Is Google (owner of YouTube) really concerned about censorship? Or is it the fact that the Copyright Directive will require the platforms (not the users) to pay for sharing content that has been created by someone else. Google had already up to 5th July 2018 spent 31 million dollars lobbying against the Copyright Directive, employing 14 staff in Brussels just for this purpose, and this lobbying continued over the summer. EDRI (the European Digital Rights Initiative, one of the most vocal lobbying groups), is funded by Mozilla and Microsoft and a number of software companies, also the Electronic Frontier Foundation (US NGO funded by Silicon Valley).

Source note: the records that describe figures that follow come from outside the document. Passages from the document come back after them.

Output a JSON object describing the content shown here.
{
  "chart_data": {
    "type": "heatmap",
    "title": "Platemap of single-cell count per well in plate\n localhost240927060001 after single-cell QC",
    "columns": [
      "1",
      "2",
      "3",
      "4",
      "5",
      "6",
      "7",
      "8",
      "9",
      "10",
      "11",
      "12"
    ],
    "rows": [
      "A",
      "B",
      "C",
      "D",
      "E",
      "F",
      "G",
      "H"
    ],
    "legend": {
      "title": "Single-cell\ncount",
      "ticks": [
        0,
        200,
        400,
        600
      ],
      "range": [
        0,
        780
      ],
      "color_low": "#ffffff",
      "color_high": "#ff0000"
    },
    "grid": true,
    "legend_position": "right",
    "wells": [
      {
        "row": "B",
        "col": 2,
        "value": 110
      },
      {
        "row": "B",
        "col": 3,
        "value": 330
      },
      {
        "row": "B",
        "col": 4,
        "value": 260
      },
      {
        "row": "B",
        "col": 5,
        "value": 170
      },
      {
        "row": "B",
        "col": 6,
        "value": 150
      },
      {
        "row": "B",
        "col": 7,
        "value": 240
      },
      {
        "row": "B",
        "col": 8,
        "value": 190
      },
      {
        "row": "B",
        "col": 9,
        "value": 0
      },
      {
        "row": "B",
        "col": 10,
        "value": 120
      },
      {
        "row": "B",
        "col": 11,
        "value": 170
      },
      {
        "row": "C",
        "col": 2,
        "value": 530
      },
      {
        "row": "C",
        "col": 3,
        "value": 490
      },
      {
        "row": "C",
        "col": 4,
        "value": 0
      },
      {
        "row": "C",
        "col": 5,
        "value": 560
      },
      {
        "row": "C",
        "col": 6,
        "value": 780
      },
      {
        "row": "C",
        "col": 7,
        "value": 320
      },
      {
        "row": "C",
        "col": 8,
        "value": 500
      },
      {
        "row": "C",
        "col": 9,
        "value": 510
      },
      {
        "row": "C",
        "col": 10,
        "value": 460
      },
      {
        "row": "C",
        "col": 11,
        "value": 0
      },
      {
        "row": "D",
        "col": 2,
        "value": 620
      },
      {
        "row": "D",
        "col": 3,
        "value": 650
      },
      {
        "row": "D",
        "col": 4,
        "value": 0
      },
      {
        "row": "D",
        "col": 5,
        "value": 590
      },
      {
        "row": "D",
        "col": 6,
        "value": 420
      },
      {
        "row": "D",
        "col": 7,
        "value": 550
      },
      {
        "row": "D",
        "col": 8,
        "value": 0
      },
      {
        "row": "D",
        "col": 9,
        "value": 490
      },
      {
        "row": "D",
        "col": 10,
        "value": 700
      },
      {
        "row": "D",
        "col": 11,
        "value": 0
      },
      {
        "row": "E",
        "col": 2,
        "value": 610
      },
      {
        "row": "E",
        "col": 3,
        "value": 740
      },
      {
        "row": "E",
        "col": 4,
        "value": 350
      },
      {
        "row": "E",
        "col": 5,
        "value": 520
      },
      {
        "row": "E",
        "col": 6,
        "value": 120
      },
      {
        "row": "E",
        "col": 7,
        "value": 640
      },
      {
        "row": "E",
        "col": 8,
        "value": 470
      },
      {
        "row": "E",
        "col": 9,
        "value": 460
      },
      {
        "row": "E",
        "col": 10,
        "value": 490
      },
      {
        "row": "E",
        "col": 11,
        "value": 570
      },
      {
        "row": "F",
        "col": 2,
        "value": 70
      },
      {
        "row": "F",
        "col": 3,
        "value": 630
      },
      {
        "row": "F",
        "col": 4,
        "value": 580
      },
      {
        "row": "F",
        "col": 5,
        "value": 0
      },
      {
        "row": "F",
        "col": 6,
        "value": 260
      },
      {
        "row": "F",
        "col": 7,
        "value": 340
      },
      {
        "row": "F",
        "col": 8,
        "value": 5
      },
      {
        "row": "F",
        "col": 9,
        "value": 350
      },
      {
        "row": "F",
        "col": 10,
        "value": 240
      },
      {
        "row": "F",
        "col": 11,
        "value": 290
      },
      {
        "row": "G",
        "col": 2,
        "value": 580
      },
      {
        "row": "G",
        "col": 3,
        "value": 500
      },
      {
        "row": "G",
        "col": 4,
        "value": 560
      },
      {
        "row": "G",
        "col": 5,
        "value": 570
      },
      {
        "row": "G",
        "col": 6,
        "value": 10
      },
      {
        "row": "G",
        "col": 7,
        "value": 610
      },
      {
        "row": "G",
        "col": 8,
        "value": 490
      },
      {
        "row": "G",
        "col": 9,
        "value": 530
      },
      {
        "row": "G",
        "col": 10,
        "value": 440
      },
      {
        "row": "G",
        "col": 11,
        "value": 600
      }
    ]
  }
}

As Mogens Blicher Bjerregård of the European Federation of Journalists says,

“Of course if the creators want to share their work for free, they can license it under Creative Commons, or just give it away. But we think journalists and publishers who invest in journalism deserve to be paid“.

 

So – the publishers,trade unions and musicians want to get paid for their work that is shared online. The owners of the platforms that make billions of dollars from this sharing process don’t want to pay them. As US President Bill Clinton once said in an election campaign “It’s the economy, stupid“.

The issue has split most political parties. VoteWatch has analysed the parliamentary votes on copyright, and I took part in their webinar to learn the details.

European People's Party group (EPP) European Parliament Voting in EP - 5 July 2018

European People’s Party group (EPP) European Parliament Voting in EP – 5 July 2018

Almost all French MEPs voted FOR and almost all German MEPs voted AGAINST. This seems strange because the Rapporteur Axel Voss is German. Maybe Germany’s controversial national policy NetzDG made them scared..? Spain also has national legislation but so far it has proved ineffective, as Stephane Grusso of the Plataforma por la Libertad de Informacion or PDLI explains: “We have had a national copyright law since 2013. Last year a copyright management entity tried to make a news aggregator web called meneame.net to pay for content it shares, but they refused to pay. Nothing further happened. And also our high court (Tribunal Supremo) took a part of the law down so they have to do it again.”

In general the Greens, Left and Socialists are the most numerous and vocal opponents across the whole parliament and the EPP group (Centre and right) are pro-copyright. The reason why French parties are united in favour of the Copyright Directive seems to be that they are afraid French cultural products (films, music, publications) will lose out to English-language/US competition if the online market is not regulated to reward European cultural creators.

Sitting on the fence, ALDE, the liberal political grouping in the European Parliament sets out a concise summary on its website of the FOR and AGAINST arguments.

 

S&D Group European Parliament Voting in EP - 5 July 2018

S&D Group European Parliament

Liberalness, of course, has freedom at its root. But this English word ‘free’ is a shape-shifter. It prompted the creation of a website in 2014 called “Free as in speech, or free as in beer?”  The ’gratis’ or ’open source’ option it describes is available to software developers. But I believe it is not appropriate for journalistic products and their publishers, because journalists need to be able to work undercover and protect their confidential sources and whistleblowers. And they need to get paid, so that they can remain independent, not beholden to sponsors or advertisers or state handouts.

MEPs should also take time to look at another short read, the European Charter on Freedom of the Press. They might reflect on the fact that the phrase “free-for-all” is defined in the dictionary as “a dispute, or fight open to all comers and usually with no rules: brawl; also a chaotic situation especially in lacking rules or structure”. Yes, I want freedom – but what kind of freedom, and who will benefit?

 

Disclaimer: The views and opinions expressed in this article are strictly those of the author and do not necessarily reflect the official policy or position of any agency of the EU or those mentioned in it. Examples of analysis performed within this article are only examples. Assumptions made within the analysis are not reflective of the position of any entity named.